The estimated cost of an installed unit would be $5,964. But, with available tax credits the net cost of the unit would be reduced to $2,814 for the consumer. Residents would have to file for the tax credits in order to receive the full benefits of the cut cost.
“This is drastically lower than the market average for a unit of this size. This is a cost effective unit that is also robust and can improve the lives of Flint residents,” Fridline said.
If the team receives funding and the units are installed and tested during phase two, they will then evaluate potential for a non-profit or company to be created in order to keep up the production of these units.
“This would create local jobs and a new startup company in Flint. This has already been discussed,” said Fridline.
The completion of phase two is estimated to take about eight months to a year, with the first few months being spent securing funding, sourcing parts, assembling and installing. Once the units are installed they will have to be tested in the targeted areas for a period of time yet to be determined.
“It is estimated to last several months for accurate measurement,” said Fridline.
While there is no set time for when the project will be completed, the team is proud of the progress they have made so far and are hoping to receive funding to complete the work they’re looking to accomplish in the future.
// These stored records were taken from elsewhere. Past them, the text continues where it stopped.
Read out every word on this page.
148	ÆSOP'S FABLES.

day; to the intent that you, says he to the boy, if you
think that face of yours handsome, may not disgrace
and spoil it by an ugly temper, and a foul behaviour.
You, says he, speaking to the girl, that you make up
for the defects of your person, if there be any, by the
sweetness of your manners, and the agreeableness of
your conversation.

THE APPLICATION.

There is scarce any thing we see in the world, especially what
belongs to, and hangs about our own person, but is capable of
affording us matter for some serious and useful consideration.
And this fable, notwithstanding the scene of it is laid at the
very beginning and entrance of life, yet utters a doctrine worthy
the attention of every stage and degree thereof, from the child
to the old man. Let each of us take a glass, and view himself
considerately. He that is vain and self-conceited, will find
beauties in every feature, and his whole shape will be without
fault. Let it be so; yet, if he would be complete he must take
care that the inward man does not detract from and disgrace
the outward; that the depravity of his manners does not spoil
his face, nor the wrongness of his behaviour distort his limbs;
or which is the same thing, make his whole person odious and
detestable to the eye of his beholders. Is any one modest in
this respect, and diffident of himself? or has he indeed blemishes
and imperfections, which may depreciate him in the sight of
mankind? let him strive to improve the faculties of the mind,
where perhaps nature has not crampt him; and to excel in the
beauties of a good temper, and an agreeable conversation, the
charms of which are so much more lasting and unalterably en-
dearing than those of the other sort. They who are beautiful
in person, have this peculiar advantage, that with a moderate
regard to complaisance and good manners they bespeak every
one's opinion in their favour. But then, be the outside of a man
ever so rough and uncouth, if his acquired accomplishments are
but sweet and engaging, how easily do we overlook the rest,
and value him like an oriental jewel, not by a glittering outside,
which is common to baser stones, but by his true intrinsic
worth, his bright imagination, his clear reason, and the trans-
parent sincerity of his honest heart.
“We are extremely proud of the hard work our team put into this project. We were able to achieve our goal of an affordable wind and solar unit,” said Fridline. “Our projections for the unit indicate that it will reduce the energy bill of the average home in Flint [$84 a month] by 36% [or $30.24]. We hope that we are able to find funding for the next step of the project so we can implement the unit on homes in Flint and make an even greater impact on our community.”